Usually about two weeks.  You fill out the form.  We can help clients do that.  It’s on our website or the council website and, yeah, you send it off to the council and they’ll usually send an inspector to your property to inspect the trees and give the okay.  And then it might be another week for them to process and mail the approval back to you.

Q.  You’d think that you could bypass that if you’re a qualified arborist, that your, you know, your referral would actually …?

We can.  For trees that are imminently dangerous we can say “This tree is dangerous, it has to come out right now,” but I think council has to keep track of how many trees they’ve got in their area and how many trees are actually getting cut down.
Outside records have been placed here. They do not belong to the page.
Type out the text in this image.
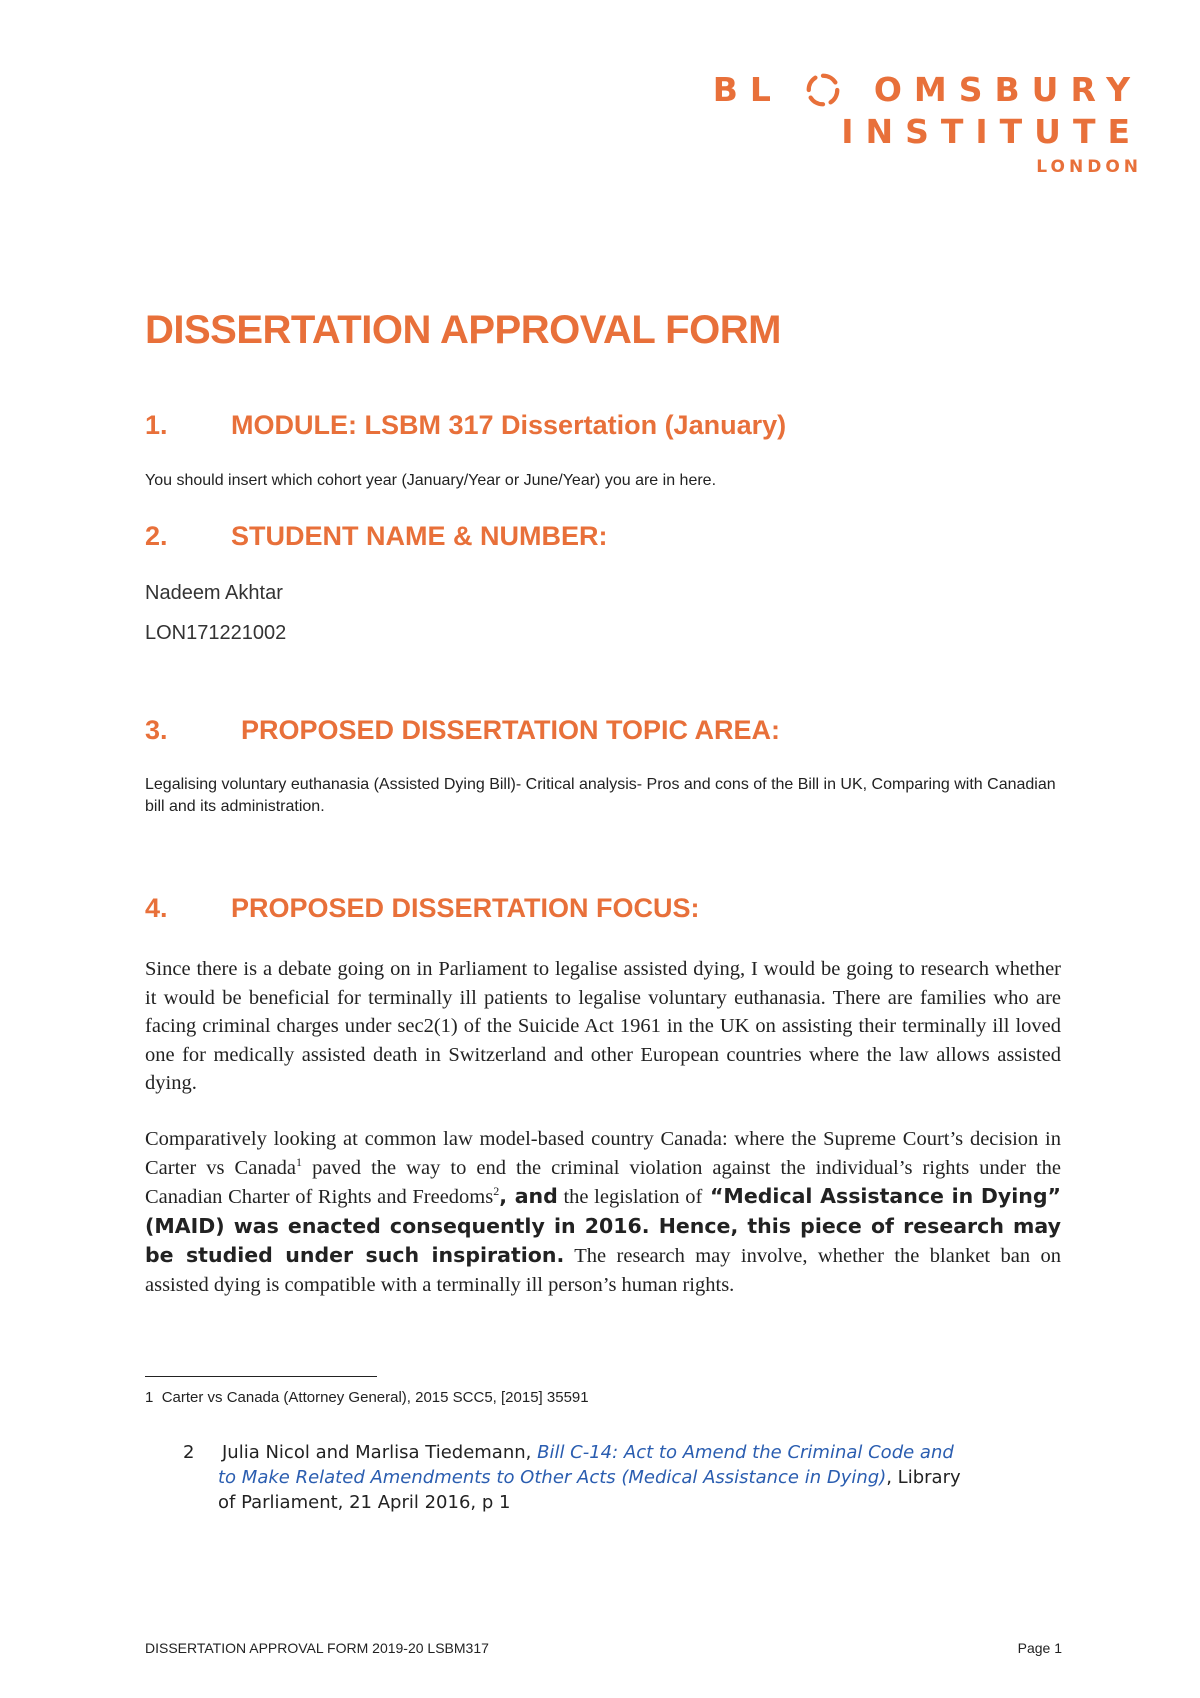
BL	OMSBURY
INSTITUTE
LONDON
DISSERTATION APPROVAL FORM
1. MODULE: LSBM 317 Dissertation (January)
You should insert which cohort year (January/Year or June/Year) you are in here.
2. STUDENT NAME & NUMBER:
Nadeem Akhtar
LON171221002
3.	PROPOSED DISSERTATION TOPIC AREA:
Legalising voluntary euthanasia (Assisted Dying Bill)- Critical analysis- Pros and cons of the Bill in UK, Comparing with Canadian bill and its administration.
4. PROPOSED DISSERTATION FOCUS:
Since there is a debate going on in Parliament to legalise assisted dying, I would be going to research whether it would be beneficial for terminally ill patients to legalise voluntary euthanasia. There are families who are facing criminal charges under sec2(1) of the Suicide Act 1961 in the UK on assisting their terminally ill loved one for medically assisted death in Switzerland and other European countries where the law allows assisted dying.
Comparatively looking at common law model-based country Canada: where the Supreme Court’s decision in Carter vs Canada$^1$ paved the way to end the criminal violation against the individual’s rights under the Canadian Charter of Rights and Freedoms$^2$, and the legislation of “Medical Assistance in Dying” (MAID) was enacted consequently in 2016. Hence, this piece of research may be studied under such inspiration. The research may involve, whether the blanket ban on assisted dying is compatible with a terminally ill person’s human rights.
1 Carter vs Canada (Attorney General), 2015 SCC5, [2015] 35591
2 Julia Nicol and Marlisa Tiedemann, Bill C-14: Act to Amend the Criminal Code and
to Make Related Amendments to Other Acts (Medical Assistance in Dying), Library
of Parliament, 21 April 2016, p 1
DISSERTATION APPROVAL FORM 2019-20 LSBM317	Page 1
Q.  What are the rules there?

Okay, non-native trees, in Gosford, if they’re within three metres of your house you don’t need approval, but if they’re further than three metres away you do, if they’re over six metres tall.  In Wyong, it’s six metres from your house.

Q.  The branches are overhanging our property but the tree is clearly on his, where do I … what’s the situation there?

The owner of the tree is responsible for it if it’s dangerous, but generally if a tree’s branches are overhanging your property they’re not under any obligation to prune it, but you can prune any branches overhanging your property, as long as it’s not more than 15% of the tree’s canopy.  So you can prune it, and I guess whether to who pays for it, whether you go 50/50 or he does or you do, that’s a matter between neighbours.

It’s 15% of live canopy without any reduction in head weight.  So the head weight is the crown of the tree.  So you can’t just chop the top of the tree, otherwise you’re going to have that damage that we talked about in that slide.  So it’s just any branches really off the side of the tree.

Q.  Advice on like the poisonous ones?

Yes, we can definitely offer that advice.  Yeah, there’s a few trees that kids can get allergies to, or even people, so okay.

Male Speaker:  Okay, let’s thank Will.